Expeditionary Medical Support training keep skills sharp, ready

Medics, including 2d Lt. Erik Zlatkin, from across Wright-Patterson Air Force Base attend the Air Force Medical Service Expeditionary Medical Support training at the Medical Readiness Training Center at Camp Bullis, Texas. (Courtesy photo)

Medics, including 2d Lt. Erik Zlatkin, from across Wright-Patterson Air Force Base attend the Air Force Medical Service Expeditionary Medical Support training at the Medical Readiness Training Center at Camp Bullis, Texas. (Courtesy photo)

Serving in military medicine is a genuine privilege. It’s a daunting task balancing the needs of the sick and injured with the requirements of the Air Force mission, but to provide care for our Airmen, retirees and the families that support them is an honor.

Training helps keep us ready for each mission at all times; whether it’s inside the medical center for our patients, in a simulation center with controlled scenarios, or in the field and in the air practicing “what-if” scenarios.

In addition to our home station duties, every individual working in the Air Force Medical Service is also assigned to a unit-type code (the basic building block of a deployment team). These range from rapidly establishing a hospital in a combat zone to humanitarian aid on the edge of a natural disaster.

Many Airmen spend their lives within reach of a phone call knowing that in 72 hours they could be a thousand miles away providing care to the seriously injured. Citizens the world over know that the most elite and well-trained Air Force in history stands ready to keep them safe from harm.

My recent experience at the Expeditionary Medical Support training at Camp Bullis, Texas, was an intense week-long event meant to prepare Airmen from all aspects of medical care to work together in a rapidly deployable, fully functioning hospital. A mandatory bi-annual training for all personnel assigned to the EMEDS and Ground Surgical Teams, we reviewed basic skills for setting up a weather resistant tent city hospital.

We also practiced the proper techniques for transporting and loading patients in vehicles, ranging from ground ambulances to C-130s. These are skills and knowledge we don’t gain providing day-to-day patient care in our clinics and hospitals.

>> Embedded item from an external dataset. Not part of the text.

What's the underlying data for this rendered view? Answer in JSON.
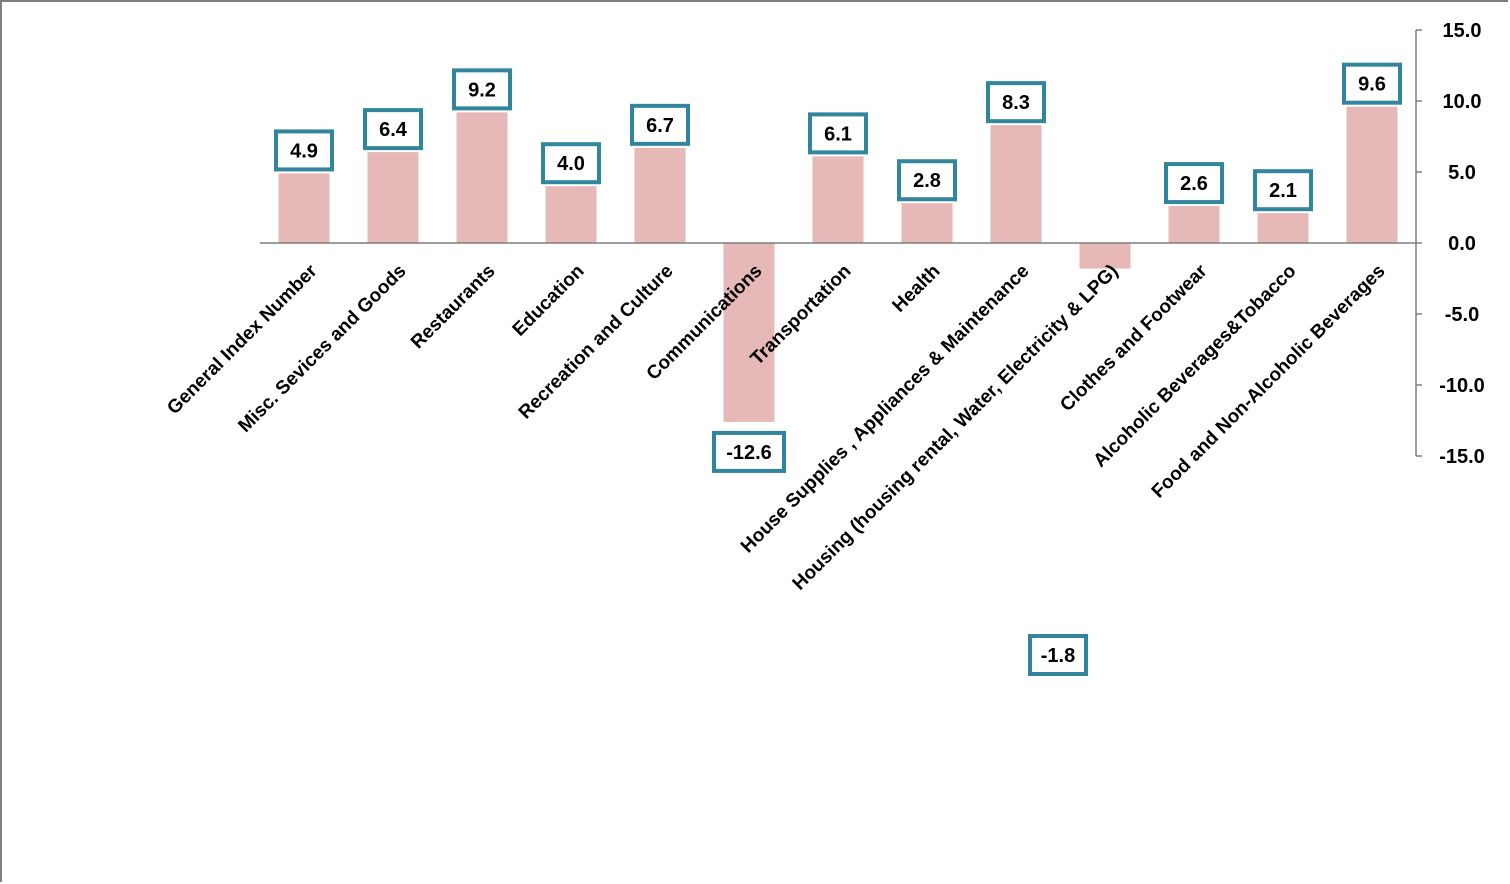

The entire student body trains in performing critical tasks meant to save the lives of injured personnel in combat scenarios ranging from immediate tourniquets to emergency cricothyroidotomies. The exercise culminates with multiple mass-casualty scenarios that push the class to its limits. We bring patients all the way from a surprise mortar attack through the hospital where emergency surgery and care is simulated, and patients are ultimately sent out via aircraft to fictional hospitals in bases around the world.

The training is intense, but the students leave ready to rapidly deploy anywhere in the world to help sustain the fighting force.

It is not an easy task always staying ready and reliable to provide that lifesaving care. Getting any team to work effectively with one another is challenge enough, but forming a fully functional 25-bed hospital overnight is something else entirely. Being able to perform surgeries, blood transfusions, radiological studies and more, directly translates to lives saved.

The highest level of proficiency and flexibility is needed to keep this symphony of care flowing. Two traits that are only obtained from constant rigorous practice.

Why does the 88th Medical Group close non-emergent services once a month for training? Because practice is what keeps these skills sharp. Technically proficient Airmen are what let the AFMS step up and save lives when all hope seems lost. Knowing that a group of skilled men and women have trained and stand ready to provide care for those in need is what helps our military push forward to accomplish any mission.